Interesting comment by Sean re: the accent. It was hardly ever heard in his singing, but when Sinatra spoke, the accent was indeed there!
But I'd dispute it was Riddle's arrangements that made the Sinatra sound. There's a different Sinatra for every taste and that's due to the variety of fine arrangers he worked with: Stordahl; Jenkins; Riddle; May; Costa are a few examples.
posted 12/29/03 11:27 AM Central Time (US) contact the author directly
Anne, I think that Bing was very definitely a song interpreter. He rarely sang a song entirely "straight." He had his own distinctive phrasing, and, for effect, he often departed from the strict melody. Also, on those recordings where he reprised the lyrics, the second rendering was almost invariably different from the first. That, to me, is a form of interpretation. Two good examples of this are his recordings of "The One Rose" and "It's Easy to Remember," and there are others, too numerous to mention.
posted 03/16/04 02:20 PM Central Time (US) contact the author directly
I always thought that perfect pitch meant that you could pitch exactly any note you were called upon to sing (Bb,F#. etc.) without the need of a lead in, guide note or accompaniment; useful for singers performing live who start a song before the instruments come in. It's a fairly rare quality. Many successful singers don't have it; some people who can't sing particularly well do. As for Bing/Frank Sinatra duets - they always had to compromise on keys as Frank, as you might expect from a younger guy, relied on his voice "soaring" to be effective in many numbers. (And, as Bing would mention, Frank didn't lower his keys particularly as his voice deepened.) To be fair to Frank Sinatra, he usually deferred to Bing in key choice (e.g. 'Did You Evah...?'
posted 03/26/04 07:52 PM Central Time (US) contact the author directly
The problem with Sinatra in duets was not his pitch but the texture of his voice. Particulary in the 50s and afterward, his voice had an edge to it that Crosby's and Dean Martin's did not have. Their voices were mwllow, smooth; Sinatra's was hard and edgy. To compare what electronics could do for him, watch High Society. He sings one song without the electronic amplification and his voice is hard; when he sings with the electronic amplification, his voice is softer, more well rounded. Sinatra's voice did not blend well with the voices of other singers, whereas Crosby's and Martin's did. By himself, and particularly with electronic help, Sinatra's voice was great, considering it's limitations. Crosby's and Martin's voices were made to blend with others, particularly Dino's.
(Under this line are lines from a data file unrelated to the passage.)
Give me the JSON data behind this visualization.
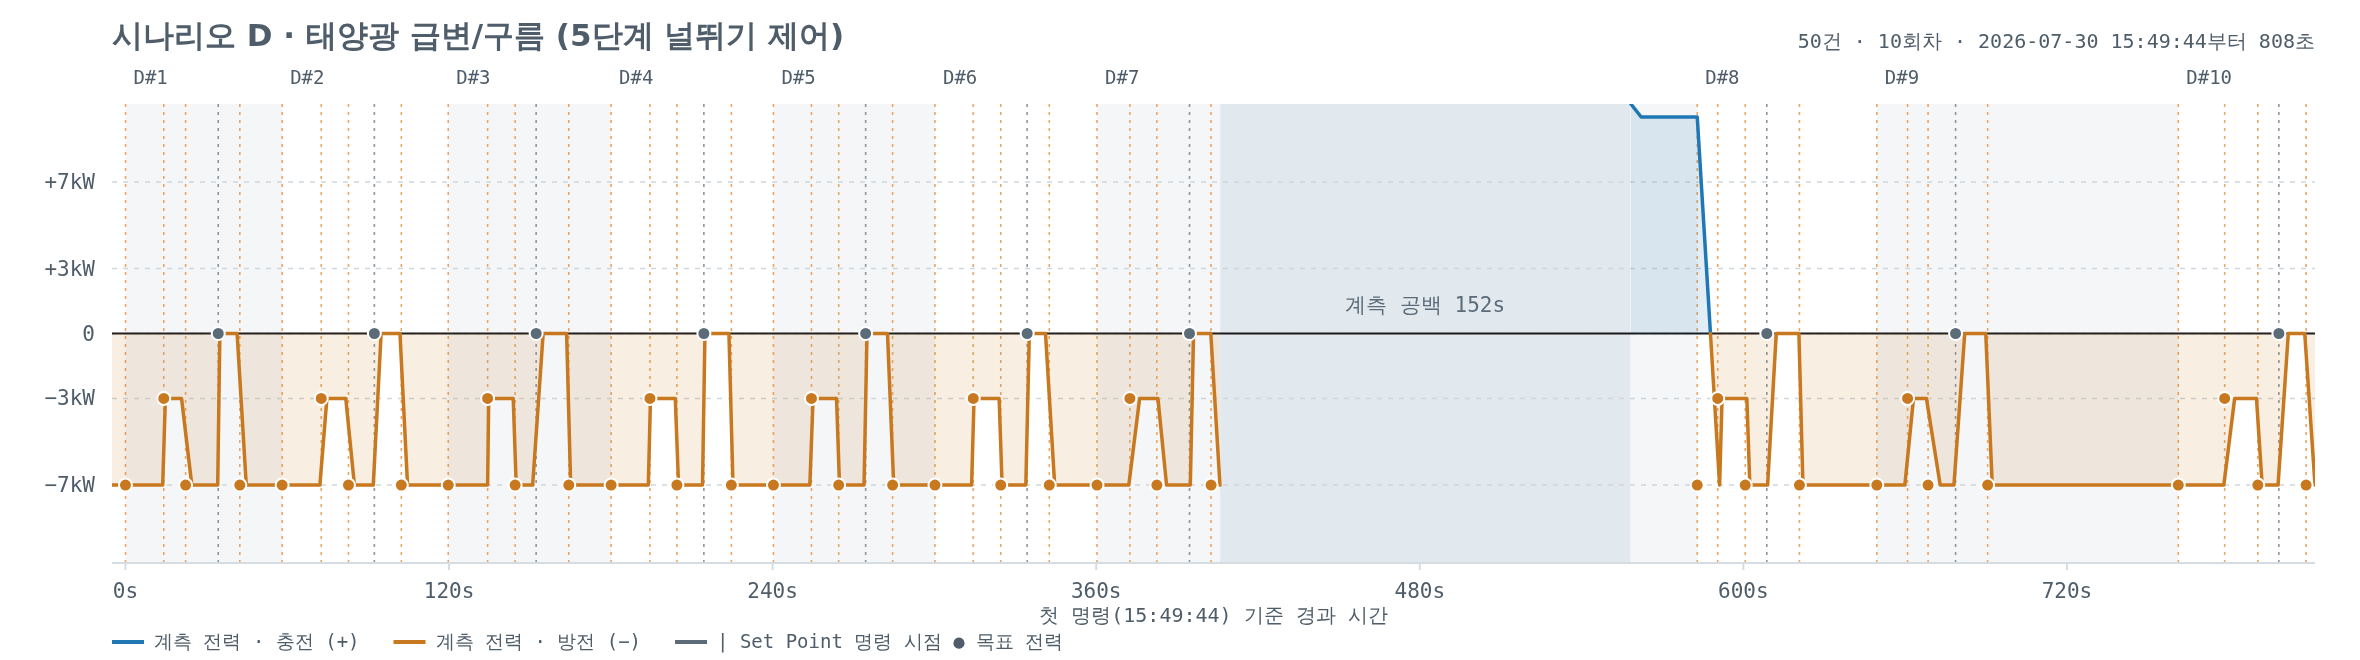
{
  "chart_data": {
    "type": "area",
    "title": "시나리오 D · 태양광 급변/구름 (5단계 널뛰기 제어)",
    "subtitle": "50건 · 10회차 · 2026-07-30 15:49:44부터 808초",
    "xlabel": "첫 명령(15:49:44) 기준 경과 시간",
    "xlim": [
      -5,
      812
    ],
    "ylim": [
      -10.6,
      10.6
    ],
    "xticks": [
      {
        "value": 0,
        "label": "0s"
      },
      {
        "value": 120,
        "label": "120s"
      },
      {
        "value": 240,
        "label": "240s"
      },
      {
        "value": 360,
        "label": "360s"
      },
      {
        "value": 480,
        "label": "480s"
      },
      {
        "value": 600,
        "label": "600s"
      },
      {
        "value": 720,
        "label": "720s"
      }
    ],
    "yticks": [
      {
        "value": -7,
        "label": "−7kW"
      },
      {
        "value": -3,
        "label": "−3kW"
      },
      0,
      {
        "value": 3,
        "label": "+3kW"
      },
      {
        "value": 7,
        "label": "+7kW"
      }
    ],
    "grid": "y",
    "legend": "bottom",
    "series": [
      {
        "name": "계측 전력 · 충전 (+)",
        "color": "#1f77b4",
        "x": [
          558.3,
          562.1,
          582.9,
          587.8
        ],
        "values": [
          10.6,
          10,
          10,
          0
        ]
      },
      {
        "name": "계측 전력 · 방전 (−)",
        "color": "#c8781e",
        "x": [
          -5,
          13.8,
          14.8,
          20.8,
          24.6,
          34.2,
          35.0,
          41.4,
          44.8,
          72.1,
          74.7,
          81.7,
          84.9,
          91.9,
          94.8,
          101.8,
          104.6,
          134.3,
          134.7,
          143.8,
          144.9,
          151.0,
          154.9,
          163.6,
          165.1,
          193.9,
          194.7,
          203.9,
          205.1,
          214.0,
          214.9,
          223.8,
          225.3,
          253.8,
          255.0,
          263.7,
          264.8,
          273.9,
          275.0,
          282.6,
          284.9,
          313.8,
          314.7,
          324.0,
          325.1,
          333.9,
          335.2,
          341.2,
          344.6,
          372.1,
          376.1,
          382.9,
          386.1,
          394.9,
          396.1,
          402.5,
          405.9
        ],
        "values": [
          -7,
          -7,
          -3,
          -3,
          -7,
          -7,
          0,
          0,
          -7,
          -7,
          -3,
          -3,
          -7,
          -7,
          0,
          0,
          -7,
          -7,
          -3,
          -3,
          -7,
          -7,
          0,
          0,
          -7,
          -7,
          -3,
          -3,
          -7,
          -7,
          0,
          0,
          -7,
          -7,
          -3,
          -3,
          -7,
          -7,
          0,
          0,
          -7,
          -7,
          -3,
          -3,
          -7,
          -7,
          0,
          0,
          -7,
          -7,
          -3,
          -3,
          -7,
          -7,
          0,
          0,
          -7
        ]
      },
      {
        "color": "#c8781e",
        "x": [
          587.8,
          591.2,
          592.1,
          601.3,
          602.4,
          609.0,
          612.2,
          620.6,
          622.1,
          659.9,
          663.1,
          667.9,
          673.0,
          678.1,
          682.1,
          689.9,
          692.3,
          778.2,
          782.2,
          790.3,
          792.4,
          798.3,
          802.1,
          808.2,
          812
        ],
        "values": [
          0,
          -7,
          -3,
          -3,
          -7,
          -7,
          0,
          0,
          -7,
          -7,
          -3,
          -3,
          -7,
          -7,
          0,
          0,
          -7,
          -7,
          -3,
          -3,
          -7,
          -7,
          0,
          0,
          -7
        ]
      },
      {
        "name": "| Set Point 명령 시점 ● 목표 전력",
        "type": "scatter",
        "marker": "circle",
        "color": "#5b6b78",
        "x": [
          0,
          14.2,
          22.3,
          34.4,
          42.4,
          58.1,
          72.6,
          82.7,
          92.3,
          102.3,
          119.7,
          134.3,
          144.5,
          152.3,
          164.4,
          180.1,
          194.5,
          204.5,
          214.5,
          224.7,
          240.3,
          254.4,
          264.5,
          274.5,
          284.5,
          300.2,
          314.4,
          324.6,
          334.4,
          342.6,
          360.3,
          372.5,
          382.5,
          394.6,
          402.6,
          582.9,
          590.5,
          600.7,
          608.7,
          620.8,
          649.5,
          660.9,
          668.5,
          678.7,
          690.6,
          761.3,
          778.5,
          790.8,
          798.6,
          808.7
        ],
        "values": [
          -7,
          -3,
          -7,
          0,
          -7,
          -7,
          -3,
          -7,
          0,
          -7,
          -7,
          -3,
          -7,
          0,
          -7,
          -7,
          -3,
          -7,
          0,
          -7,
          -7,
          -3,
          -7,
          0,
          -7,
          -7,
          -3,
          -7,
          0,
          -7,
          -7,
          -3,
          -7,
          0,
          -7,
          -7,
          -3,
          -7,
          0,
          -7,
          -7,
          -3,
          -7,
          0,
          -7,
          -7,
          -3,
          -7,
          0,
          -7
        ],
        "colors": [
          "#c8781e",
          "#c8781e",
          "#c8781e",
          "#5b6b78",
          "#c8781e",
          "#c8781e",
          "#c8781e",
          "#c8781e",
          "#5b6b78",
          "#c8781e",
          "#c8781e",
          "#c8781e",
          "#c8781e",
          "#5b6b78",
          "#c8781e",
          "#c8781e",
          "#c8781e",
          "#c8781e",
          "#5b6b78",
          "#c8781e",
          "#c8781e",
          "#c8781e",
          "#c8781e",
          "#5b6b78",
          "#c8781e",
          "#c8781e",
          "#c8781e",
          "#c8781e",
          "#5b6b78",
          "#c8781e",
          "#c8781e",
          "#c8781e",
          "#c8781e",
          "#5b6b78",
          "#c8781e",
          "#c8781e",
          "#c8781e",
          "#c8781e",
          "#5b6b78",
          "#c8781e",
          "#c8781e",
          "#c8781e",
          "#c8781e",
          "#5b6b78",
          "#c8781e",
          "#c8781e",
          "#c8781e",
          "#c8781e",
          "#5b6b78",
          "#c8781e"
        ]
      }
    ],
    "bands": [
      {
        "axis": "x",
        "from": 0,
        "to": 58.1,
        "color": "#f4f6f8"
      },
      {
        "axis": "x",
        "from": 119.7,
        "to": 180.1,
        "color": "#f4f6f8"
      },
      {
        "axis": "x",
        "from": 240.3,
        "to": 300.2,
        "color": "#f4f6f8"
      },
      {
        "axis": "x",
        "from": 360.3,
        "to": 582.9,
        "color": "#f4f6f8"
      },
      {
        "axis": "x",
        "from": 649.5,
        "to": 761.3,
        "color": "#f4f6f8"
      },
      {
        "axis": "x",
        "from": 406,
        "to": 558,
        "label": "계측 공백 152s",
        "color": "#e2e9ee"
      }
    ],
    "ref_lines": [
      {
        "axis": "y",
        "value": 0,
        "color": "#1a1a1a",
        "line_style": "solid"
      },
      {
        "axis": "x",
        "value": 0,
        "label": "D#1",
        "color": "#e8a66a",
        "line_style": "dotted"
      },
      {
        "axis": "x",
        "value": 14.2,
        "color": "#e8a66a",
        "line_style": "dotted"
      },
      {
        "axis": "x",
        "value": 22.3,
        "color": "#e8a66a",
        "line_style": "dotted"
      },
      {
        "axis": "x",
        "value": 34.4,
        "color": "#8d969e",
        "line_style": "dotted"
      },
      {
        "axis": "x",
        "value": 42.4,
        "color": "#e8a66a",
        "line_style": "dotted"
      },
      {
        "axis": "x",
        "value": 58.1,
        "label": "D#2",
        "color": "#e8a66a",
        "line_style": "dotted"
      },
      {
        "axis": "x",
        "value": 72.6,
        "color": "#e8a66a",
        "line_style": "dotted"
      },
      {
        "axis": "x",
        "value": 82.7,
        "color": "#e8a66a",
        "line_style": "dotted"
      },
      {
        "axis": "x",
        "value": 92.3,
        "color": "#8d969e",
        "line_style": "dotted"
      },
      {
        "axis": "x",
        "value": 102.3,
        "color": "#e8a66a",
        "line_style": "dotted"
      },
      {
        "axis": "x",
        "value": 119.7,
        "label": "D#3",
        "color": "#e8a66a",
        "line_style": "dotted"
      },
      {
        "axis": "x",
        "value": 134.3,
        "color": "#e8a66a",
        "line_style": "dotted"
      },
      {
        "axis": "x",
        "value": 144.5,
        "color": "#e8a66a",
        "line_style": "dotted"
      },
      {
        "axis": "x",
        "value": 152.3,
        "color": "#8d969e",
        "line_style": "dotted"
      },
      {
        "axis": "x",
        "value": 164.4,
        "color": "#e8a66a",
        "line_style": "dotted"
      },
      {
        "axis": "x",
        "value": 180.1,
        "label": "D#4",
        "color": "#e8a66a",
        "line_style": "dotted"
      },
      {
        "axis": "x",
        "value": 194.5,
        "color": "#e8a66a",
        "line_style": "dotted"
      },
      {
        "axis": "x",
        "value": 204.5,
        "color": "#e8a66a",
        "line_style": "dotted"
      },
      {
        "axis": "x",
        "value": 214.5,
        "color": "#8d969e",
        "line_style": "dotted"
      },
      {
        "axis": "x",
        "value": 224.7,
        "color": "#e8a66a",
        "line_style": "dotted"
      },
      {
        "axis": "x",
        "value": 240.3,
        "label": "D#5",
        "color": "#e8a66a",
        "line_style": "dotted"
      },
      {
        "axis": "x",
        "value": 254.4,
        "color": "#e8a66a",
        "line_style": "dotted"
      },
      {
        "axis": "x",
        "value": 264.5,
        "color": "#e8a66a",
        "line_style": "dotted"
      },
      {
        "axis": "x",
        "value": 274.5,
        "color": "#8d969e",
        "line_style": "dotted"
      },
      {
        "axis": "x",
        "value": 284.5,
        "color": "#e8a66a",
        "line_style": "dotted"
      },
      {
        "axis": "x",
        "value": 300.2,
        "label": "D#6",
        "color": "#e8a66a",
        "line_style": "dotted"
      },
      {
        "axis": "x",
        "value": 314.4,
        "color": "#e8a66a",
        "line_style": "dotted"
      },
      {
        "axis": "x",
        "value": 324.6,
        "color": "#e8a66a",
        "line_style": "dotted"
      },
      {
        "axis": "x",
        "value": 334.4,
        "color": "#8d969e",
        "line_style": "dotted"
      },
      {
        "axis": "x",
        "value": 342.6,
        "color": "#e8a66a",
        "line_style": "dotted"
      },
      {
        "axis": "x",
        "value": 360.3,
        "label": "D#7",
        "color": "#e8a66a",
        "line_style": "dotted"
      },
      {
        "axis": "x",
        "value": 372.5,
        "color": "#e8a66a",
        "line_style": "dotted"
      },
      {
        "axis": "x",
        "value": 382.5,
        "color": "#e8a66a",
        "line_style": "dotted"
      },
      {
        "axis": "x",
        "value": 394.6,
        "color": "#8d969e",
        "line_style": "dotted"
      },
      {
        "axis": "x",
        "value": 402.6,
        "color": "#e8a66a",
        "line_style": "dotted"
      },
      {
        "axis": "x",
        "value": 582.9,
        "label": "D#8",
        "color": "#e8a66a",
        "line_style": "dotted"
      },
      {
        "axis": "x",
        "value": 590.5,
        "color": "#e8a66a",
        "line_style": "dotted"
      },
      {
        "axis": "x",
        "value": 600.7,
        "color": "#e8a66a",
        "line_style": "dotted"
      },
      {
        "axis": "x",
        "value": 608.7,
        "color": "#8d969e",
        "line_style": "dotted"
      },
      {
        "axis": "x",
        "value": 620.8,
        "color": "#e8a66a",
        "line_style": "dotted"
      },
      {
        "axis": "x",
        "value": 649.5,
        "label": "D#9",
        "color": "#e8a66a",
        "line_style": "dotted"
      },
      {
        "axis": "x",
        "value": 660.9,
        "color": "#e8a66a",
        "line_style": "dotted"
      },
      {
        "axis": "x",
        "value": 668.5,
        "color": "#e8a66a",
        "line_style": "dotted"
      },
      {
        "axis": "x",
        "value": 678.7,
        "color": "#8d969e",
        "line_style": "dotted"
      },
      {
        "axis": "x",
        "value": 690.6,
        "color": "#e8a66a",
        "line_style": "dotted"
      },
      {
        "axis": "x",
        "value": 761.3,
        "label": "D#10",
        "color": "#e8a66a",
        "line_style": "dotted"
      },
      {
        "axis": "x",
        "value": 778.5,
        "color": "#e8a66a",
        "line_style": "dotted"
      },
      {
        "axis": "x",
        "value": 790.8,
        "color": "#e8a66a",
        "line_style": "dotted"
      },
      {
        "axis": "x",
        "value": 798.6,
        "color": "#8d969e",
        "line_style": "dotted"
      },
      {
        "axis": "x",
        "value": 808.7,
        "color": "#e8a66a",
        "line_style": "dotted"
      }
    ]
  }
}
posted 03/28/04 09:12 AM Central Time (US) contact the author directly
Henry, you may have a point about the harder edgier texture of Frank Sinatra's voice making it more difficult to blend. I still think, however, that the compromises on pitch were a significant factor when Bing and Frank came together. I've always personally been more drawn to the Bing school of crooning, though I have very much enjoyed the work of both artists. But if you have a naturally mellow tone, there is undoubtedly a limit to the moods and attitudes you can convey in your interpretation of a song. (Bing, in interview, praised Sinatra's ability to strike a mood, something which he modestly said he didn't do.) Sinatra certainly used the texture of his voice to good effect and,hard edge or not, could convey tenderness as effectively as aggressiveness; loneliness as easily as good humour. I don't believe that was all down to electrical enhancement. However, if you like your crooners to be troubadours, then Bing, with a tonal quality at times astonishing, never had an equal. "Did you evah?", is a brilliant duet because of the contrasting attitudes - Bing's amused nonchalance and Frank's inebriated good humour.
posted 06/13/04 06:33 PM Central Time (US) contact the author directly
When Sinatra is singing with Bing or Dino he has to take the high part.Sinatra is then singing out of his natural range while Bing and Dino are still in their comfort zone. Notice the difference when Sinatra is singing with Dino and Sammy. Then Frank is in the middle of the 2.